RENEE MONTAGNE, host:
This is MORNING EDITION from NPR News. Good morning. I'm Renee Montagne.
Hillary Clinton is soldiering on, campaigning today in South Dakota and West Virginia and tomorrow in Oregon and Kentucky. Last night she held a fundraiser in Washington. The New York senator is brushing aside calls to leave the race, even as her own supporters acknowledge the odds of her getting the nomination have become almost insurmountable.
NPR national political correspondent Mara Liasson reports.
MARA LIASSON: As Barack Obama's lead in delegates, popular votes and superdelegates continue to grow, Senator Clinton was defiant. In Shepherdstown, West Virginia yesterday, she said she had no intention of dropping out.
Senator HILLARY CLINTON (Democrat, New York): I'm staying in this race until there's a nominee. And I obviously am going to work as hard as I can to become that nominee. I believe that I'm the stronger candidate against Senator McCain and I believe I would be the best president among the three of us running.
LIASSON: Yesterday Clinton continued to press the argument she has been making to the superdelegates - that Obama's difficulty in winning the votes of Hispanics and low-income whites makes him a weaker general election candidate. But what about Clinton's difficulty in getting more than single-digit support from African-Americans? She was asked whether that made her a weaker general election candidate.
Sen. CLINTON: Come the fall election, I think that the African-American voters, which are a very important part of the base of the Democratic Party, will support the nominee. But what we have not been able to count on in the last elections are the voters I'm getting. Women, particularly lower income women, didn't vote for John Kerry. Hispanics didn't come out for Senator Kerry in the numbers that people had hoped for. Working people are really a part of the base that we lost that we're trying to win back.
So I think the base I put together in these primaries is a stronger place to start from.

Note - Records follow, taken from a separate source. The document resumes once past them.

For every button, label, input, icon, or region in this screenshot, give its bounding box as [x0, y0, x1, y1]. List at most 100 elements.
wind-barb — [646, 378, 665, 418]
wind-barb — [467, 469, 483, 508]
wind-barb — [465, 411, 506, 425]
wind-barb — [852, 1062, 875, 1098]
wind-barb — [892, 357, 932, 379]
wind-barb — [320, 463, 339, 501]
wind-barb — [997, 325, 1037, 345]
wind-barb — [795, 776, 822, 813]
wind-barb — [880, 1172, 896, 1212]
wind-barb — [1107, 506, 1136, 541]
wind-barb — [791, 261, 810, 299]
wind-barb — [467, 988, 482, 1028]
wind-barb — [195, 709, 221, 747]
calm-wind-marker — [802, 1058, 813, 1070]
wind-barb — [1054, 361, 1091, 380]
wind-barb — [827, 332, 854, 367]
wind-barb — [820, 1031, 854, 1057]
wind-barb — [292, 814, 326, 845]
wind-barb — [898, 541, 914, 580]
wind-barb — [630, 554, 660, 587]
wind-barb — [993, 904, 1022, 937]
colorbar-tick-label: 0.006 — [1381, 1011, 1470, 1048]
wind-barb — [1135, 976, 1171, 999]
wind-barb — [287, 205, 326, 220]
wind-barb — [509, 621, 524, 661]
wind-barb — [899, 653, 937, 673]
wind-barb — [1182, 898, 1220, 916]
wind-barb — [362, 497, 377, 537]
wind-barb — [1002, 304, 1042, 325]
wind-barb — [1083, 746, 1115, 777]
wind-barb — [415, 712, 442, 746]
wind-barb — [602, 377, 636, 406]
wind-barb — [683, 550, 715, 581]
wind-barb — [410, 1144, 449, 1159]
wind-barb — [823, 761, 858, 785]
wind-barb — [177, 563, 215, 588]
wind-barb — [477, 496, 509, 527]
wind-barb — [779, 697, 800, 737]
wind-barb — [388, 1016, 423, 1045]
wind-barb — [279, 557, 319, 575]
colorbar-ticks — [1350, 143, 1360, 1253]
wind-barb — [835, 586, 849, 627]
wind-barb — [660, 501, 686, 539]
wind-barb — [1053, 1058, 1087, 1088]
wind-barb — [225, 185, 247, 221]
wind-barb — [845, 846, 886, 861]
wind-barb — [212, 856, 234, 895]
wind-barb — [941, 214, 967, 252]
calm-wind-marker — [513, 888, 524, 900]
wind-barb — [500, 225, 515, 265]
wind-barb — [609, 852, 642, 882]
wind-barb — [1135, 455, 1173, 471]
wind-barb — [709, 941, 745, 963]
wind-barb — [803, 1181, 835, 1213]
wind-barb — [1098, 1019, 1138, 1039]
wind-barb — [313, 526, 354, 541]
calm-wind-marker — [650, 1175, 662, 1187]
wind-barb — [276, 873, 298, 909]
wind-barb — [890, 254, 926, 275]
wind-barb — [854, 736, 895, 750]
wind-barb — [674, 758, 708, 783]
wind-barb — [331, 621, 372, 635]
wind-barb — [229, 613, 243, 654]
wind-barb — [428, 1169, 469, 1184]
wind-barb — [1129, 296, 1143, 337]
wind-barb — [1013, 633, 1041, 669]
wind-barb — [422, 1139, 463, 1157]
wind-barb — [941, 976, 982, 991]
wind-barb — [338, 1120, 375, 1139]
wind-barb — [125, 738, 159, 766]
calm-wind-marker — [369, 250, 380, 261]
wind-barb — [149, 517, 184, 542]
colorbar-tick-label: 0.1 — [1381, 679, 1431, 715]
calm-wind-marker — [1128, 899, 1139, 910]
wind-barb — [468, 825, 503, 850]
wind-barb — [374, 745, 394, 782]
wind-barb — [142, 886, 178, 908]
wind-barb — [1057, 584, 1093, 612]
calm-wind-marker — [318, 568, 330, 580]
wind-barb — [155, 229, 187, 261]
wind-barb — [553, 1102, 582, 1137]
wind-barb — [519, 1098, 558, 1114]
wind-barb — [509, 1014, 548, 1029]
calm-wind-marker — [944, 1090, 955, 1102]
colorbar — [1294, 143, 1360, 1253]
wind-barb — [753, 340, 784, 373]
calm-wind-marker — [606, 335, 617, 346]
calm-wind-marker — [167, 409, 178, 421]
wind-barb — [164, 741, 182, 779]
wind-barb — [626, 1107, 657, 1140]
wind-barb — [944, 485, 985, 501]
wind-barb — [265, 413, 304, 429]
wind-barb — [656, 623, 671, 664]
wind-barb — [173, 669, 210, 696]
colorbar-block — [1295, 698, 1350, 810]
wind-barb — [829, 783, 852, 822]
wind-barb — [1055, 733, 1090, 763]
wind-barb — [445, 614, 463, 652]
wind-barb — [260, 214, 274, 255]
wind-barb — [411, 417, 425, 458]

LIASSON: To some Democrats, that's the same thing as saying, my voters won't vote for him but his voters will vote for me. And many of these Democrats view her continued presence in the race as destructive to the party's chances in the fall. But her senior adviser, Howard Wolfson, dismissed the idea that Clinton would employ a kind of scorched Earth approach as she continues to fight for the nomination.
Mr. HOWARD WOLFSON (Senior Clinton Adviser): Senator Clinton has worked for this party and its causes her entire adult life. She is committed to a set of policies that would make this country better. It's what animates her, it's what gets her up every day, it's what has gotten her up everyday for her whole entire adult life.
So we believe that this process has been good for the party, and I just - frankly, I reject that out-of-hand and completely.
LIASSON: One party elder, former Presidential candidate George McGovern, a former Clinton supporter, switched to Obama yesterday and urged her to quit the race. Very few others have joined him, at least publicly. Tennessee Governor Phil Bredesen, who has yet to endorse either candidate, says how Clinton continues her campaign is more important than whether she stays in or gets out.
Governor PHIL BREDESEN (Democrat, Tennessee): Think of it like a marriage. You know, it works as long as you don't say the things that you can't take back. I don't think either candidate has gone over the line at this point but I certainly think they've been coming up to it. So I think if people conduct themselves in a way in which you're not making divisions you can't bring back together again, and if we get a nominee in June I think we'll be fine and we'll go on and to run a great campaign and win this election.
LIASSON: Steve Jarding, a Democratic strategist unconnected to either campaign, says Clinton has good reasons to stay in.
Mr. STEVE JARDING (Democratic Strategist): I think she probably at this point owes it to her campaign, to her supporters, to the rest of the states, frankly, including Michigan and Florida, to see how that washes out, before she certainly makes any decision as to whether she should get out.
LIASSON: Yesterday in West Virginia, Clinton said she will fight to get the disputed delegations from Michigan and Florida seated full strength at the Democratic convention. But even if those delegations were apportioned the way Senator Clinton hopes, she probably still won't have enough delegates to become the nominee.